Le sol de mon atelier est maintenant presque entièrement recouvert par mes dessins, je me suis mis aujourd’hui à les compter. Pourquoi cette envie subite ? Est ce qu’un nombre exact rassure ? ( comme on doit compter les victimes ) J’ai trouvé jusqu’à 200 feuilles et soudainement un doute : ai-je sauté cette avant-dernière rangé ?…c’est absurde…j’arrête de compter.

Au début de ce cycle, j’ai dessiné d’après ces gravures d’une façon assez précise, la plus attentive possible, sans autre souci que d’essayer d’en extraire ce qui me touchait le plus. La plupart du temps j’ai voulu respecter la dynamique de la composition, les proportions, la lumière etc.
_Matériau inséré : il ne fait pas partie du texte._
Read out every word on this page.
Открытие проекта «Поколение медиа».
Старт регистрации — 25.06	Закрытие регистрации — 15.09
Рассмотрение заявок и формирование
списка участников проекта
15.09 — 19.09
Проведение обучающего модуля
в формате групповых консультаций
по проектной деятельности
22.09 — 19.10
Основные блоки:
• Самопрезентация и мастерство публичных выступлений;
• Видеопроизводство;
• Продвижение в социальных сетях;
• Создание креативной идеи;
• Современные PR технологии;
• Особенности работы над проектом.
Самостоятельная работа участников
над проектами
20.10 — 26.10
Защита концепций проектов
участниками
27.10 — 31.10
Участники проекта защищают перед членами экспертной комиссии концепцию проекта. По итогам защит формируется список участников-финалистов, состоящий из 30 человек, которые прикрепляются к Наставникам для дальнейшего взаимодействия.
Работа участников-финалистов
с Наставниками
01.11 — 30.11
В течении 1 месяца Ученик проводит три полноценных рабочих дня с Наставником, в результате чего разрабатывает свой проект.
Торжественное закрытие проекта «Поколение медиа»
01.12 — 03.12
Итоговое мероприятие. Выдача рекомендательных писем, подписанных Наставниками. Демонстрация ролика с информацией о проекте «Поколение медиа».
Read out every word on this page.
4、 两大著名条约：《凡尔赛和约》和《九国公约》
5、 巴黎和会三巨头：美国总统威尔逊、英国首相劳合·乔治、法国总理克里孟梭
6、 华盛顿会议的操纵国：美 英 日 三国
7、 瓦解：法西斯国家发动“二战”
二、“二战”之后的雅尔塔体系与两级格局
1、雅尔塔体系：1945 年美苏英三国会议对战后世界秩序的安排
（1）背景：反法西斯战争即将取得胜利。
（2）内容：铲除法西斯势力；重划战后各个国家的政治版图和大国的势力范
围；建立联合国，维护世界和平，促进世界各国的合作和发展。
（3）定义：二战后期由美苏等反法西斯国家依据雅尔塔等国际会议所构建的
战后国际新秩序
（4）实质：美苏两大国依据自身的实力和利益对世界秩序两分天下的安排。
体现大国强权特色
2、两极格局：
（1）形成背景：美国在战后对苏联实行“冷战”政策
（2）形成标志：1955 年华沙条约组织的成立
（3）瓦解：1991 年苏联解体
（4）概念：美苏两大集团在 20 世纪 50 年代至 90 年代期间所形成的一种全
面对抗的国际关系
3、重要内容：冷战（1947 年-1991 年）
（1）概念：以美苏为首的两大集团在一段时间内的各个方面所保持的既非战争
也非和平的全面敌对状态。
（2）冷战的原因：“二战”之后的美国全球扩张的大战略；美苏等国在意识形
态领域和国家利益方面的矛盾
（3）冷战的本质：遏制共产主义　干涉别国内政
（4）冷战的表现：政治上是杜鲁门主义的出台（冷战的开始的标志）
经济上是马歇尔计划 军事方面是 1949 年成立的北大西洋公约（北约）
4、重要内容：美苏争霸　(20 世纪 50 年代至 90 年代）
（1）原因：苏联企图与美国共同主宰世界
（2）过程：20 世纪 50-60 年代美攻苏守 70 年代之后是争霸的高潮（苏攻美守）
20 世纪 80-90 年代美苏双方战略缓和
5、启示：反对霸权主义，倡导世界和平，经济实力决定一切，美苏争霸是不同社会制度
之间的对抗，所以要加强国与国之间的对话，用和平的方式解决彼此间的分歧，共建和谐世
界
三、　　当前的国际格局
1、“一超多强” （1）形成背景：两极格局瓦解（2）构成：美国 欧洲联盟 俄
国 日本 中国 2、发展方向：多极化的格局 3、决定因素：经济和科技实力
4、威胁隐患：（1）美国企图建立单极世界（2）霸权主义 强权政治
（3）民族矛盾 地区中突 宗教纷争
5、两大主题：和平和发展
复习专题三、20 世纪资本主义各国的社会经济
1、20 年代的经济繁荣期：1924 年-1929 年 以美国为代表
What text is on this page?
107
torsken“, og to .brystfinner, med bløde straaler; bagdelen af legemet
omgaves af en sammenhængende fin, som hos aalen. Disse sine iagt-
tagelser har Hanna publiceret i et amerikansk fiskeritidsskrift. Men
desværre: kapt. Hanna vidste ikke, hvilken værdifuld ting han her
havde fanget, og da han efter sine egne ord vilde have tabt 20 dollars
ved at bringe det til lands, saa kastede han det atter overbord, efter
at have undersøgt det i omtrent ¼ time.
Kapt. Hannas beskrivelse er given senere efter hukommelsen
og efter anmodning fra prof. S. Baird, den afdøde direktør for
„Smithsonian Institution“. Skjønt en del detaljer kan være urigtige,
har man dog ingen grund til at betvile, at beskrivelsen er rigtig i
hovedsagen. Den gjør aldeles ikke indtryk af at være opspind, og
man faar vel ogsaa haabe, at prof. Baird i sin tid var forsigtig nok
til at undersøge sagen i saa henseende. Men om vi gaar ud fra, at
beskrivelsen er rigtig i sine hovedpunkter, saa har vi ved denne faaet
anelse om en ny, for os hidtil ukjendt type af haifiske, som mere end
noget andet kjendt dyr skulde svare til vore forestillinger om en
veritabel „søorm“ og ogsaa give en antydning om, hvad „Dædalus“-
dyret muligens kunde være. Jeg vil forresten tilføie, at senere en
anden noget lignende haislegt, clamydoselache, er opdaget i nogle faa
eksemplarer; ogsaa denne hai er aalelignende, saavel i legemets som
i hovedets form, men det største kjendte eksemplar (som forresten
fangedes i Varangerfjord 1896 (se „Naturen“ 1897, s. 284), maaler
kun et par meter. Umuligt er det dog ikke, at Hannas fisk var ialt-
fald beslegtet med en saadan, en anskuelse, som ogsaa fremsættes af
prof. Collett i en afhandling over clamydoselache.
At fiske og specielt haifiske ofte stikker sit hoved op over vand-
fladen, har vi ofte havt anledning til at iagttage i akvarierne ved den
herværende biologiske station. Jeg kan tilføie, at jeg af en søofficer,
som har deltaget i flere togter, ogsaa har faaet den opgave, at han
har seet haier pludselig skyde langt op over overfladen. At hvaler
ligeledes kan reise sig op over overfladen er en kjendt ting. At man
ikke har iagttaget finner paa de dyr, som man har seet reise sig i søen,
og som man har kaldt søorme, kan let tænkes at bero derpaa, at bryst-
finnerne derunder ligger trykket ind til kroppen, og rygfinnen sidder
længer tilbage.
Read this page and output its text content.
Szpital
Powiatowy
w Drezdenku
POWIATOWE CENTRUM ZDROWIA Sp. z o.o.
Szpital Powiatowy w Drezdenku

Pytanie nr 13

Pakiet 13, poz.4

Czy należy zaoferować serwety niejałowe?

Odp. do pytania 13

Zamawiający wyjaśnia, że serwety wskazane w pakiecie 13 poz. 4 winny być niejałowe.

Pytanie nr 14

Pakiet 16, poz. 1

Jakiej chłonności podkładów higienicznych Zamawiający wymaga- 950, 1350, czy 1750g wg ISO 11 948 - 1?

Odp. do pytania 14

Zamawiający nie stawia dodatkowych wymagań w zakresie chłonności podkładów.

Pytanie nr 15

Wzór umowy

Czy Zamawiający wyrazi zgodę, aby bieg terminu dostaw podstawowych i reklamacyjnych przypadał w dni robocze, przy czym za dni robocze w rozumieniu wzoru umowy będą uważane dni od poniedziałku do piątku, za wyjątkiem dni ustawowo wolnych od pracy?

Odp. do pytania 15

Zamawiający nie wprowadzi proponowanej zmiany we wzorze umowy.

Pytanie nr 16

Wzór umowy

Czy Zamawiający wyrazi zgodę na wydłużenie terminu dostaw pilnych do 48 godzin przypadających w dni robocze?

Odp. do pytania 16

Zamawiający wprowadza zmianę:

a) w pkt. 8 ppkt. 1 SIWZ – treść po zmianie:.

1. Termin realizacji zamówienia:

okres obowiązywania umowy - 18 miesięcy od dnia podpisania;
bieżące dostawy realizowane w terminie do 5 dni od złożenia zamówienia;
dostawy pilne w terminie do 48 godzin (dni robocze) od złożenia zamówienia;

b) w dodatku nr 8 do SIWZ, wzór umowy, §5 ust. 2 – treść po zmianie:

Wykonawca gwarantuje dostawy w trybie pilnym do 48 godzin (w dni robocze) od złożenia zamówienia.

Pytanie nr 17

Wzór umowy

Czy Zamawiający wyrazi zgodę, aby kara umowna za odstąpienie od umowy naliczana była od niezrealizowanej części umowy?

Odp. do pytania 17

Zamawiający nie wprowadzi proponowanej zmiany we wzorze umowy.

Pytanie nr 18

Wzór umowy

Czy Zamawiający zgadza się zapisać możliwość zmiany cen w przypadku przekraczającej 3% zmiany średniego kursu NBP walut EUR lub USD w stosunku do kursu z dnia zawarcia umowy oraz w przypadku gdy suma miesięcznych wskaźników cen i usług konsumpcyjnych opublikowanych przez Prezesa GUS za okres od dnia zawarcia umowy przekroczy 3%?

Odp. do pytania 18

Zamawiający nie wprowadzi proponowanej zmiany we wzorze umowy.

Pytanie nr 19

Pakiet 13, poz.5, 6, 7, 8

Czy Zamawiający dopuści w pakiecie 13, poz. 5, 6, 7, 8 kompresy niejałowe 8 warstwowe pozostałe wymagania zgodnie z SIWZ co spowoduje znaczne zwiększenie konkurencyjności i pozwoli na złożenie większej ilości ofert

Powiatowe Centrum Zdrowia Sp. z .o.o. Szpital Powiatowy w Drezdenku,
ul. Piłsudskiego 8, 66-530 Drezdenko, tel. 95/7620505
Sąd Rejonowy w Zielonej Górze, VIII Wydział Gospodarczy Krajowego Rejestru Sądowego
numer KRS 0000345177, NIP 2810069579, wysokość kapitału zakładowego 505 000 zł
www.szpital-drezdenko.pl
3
Mais plus je rentre dans ces « images », plus je découvre des détails, ces parties isolés qui contiennent à elles seules l’œuvre toute entière. Ici apparaît un fragment, là un corps qui dit à lui seul ce que l’ensemble des personnages montre.

Plus la série avance, plus je m’éloigne plastiquement des originaux. Je l’accepte comme un mouvement naturel. Il me semble essentiel de respecter ce va et vient lent entre son travail et le mien. Comme si la fréquentation assidue et quotidienne de ces planches ne me rendait que peu à peu ma propre liberté d’action.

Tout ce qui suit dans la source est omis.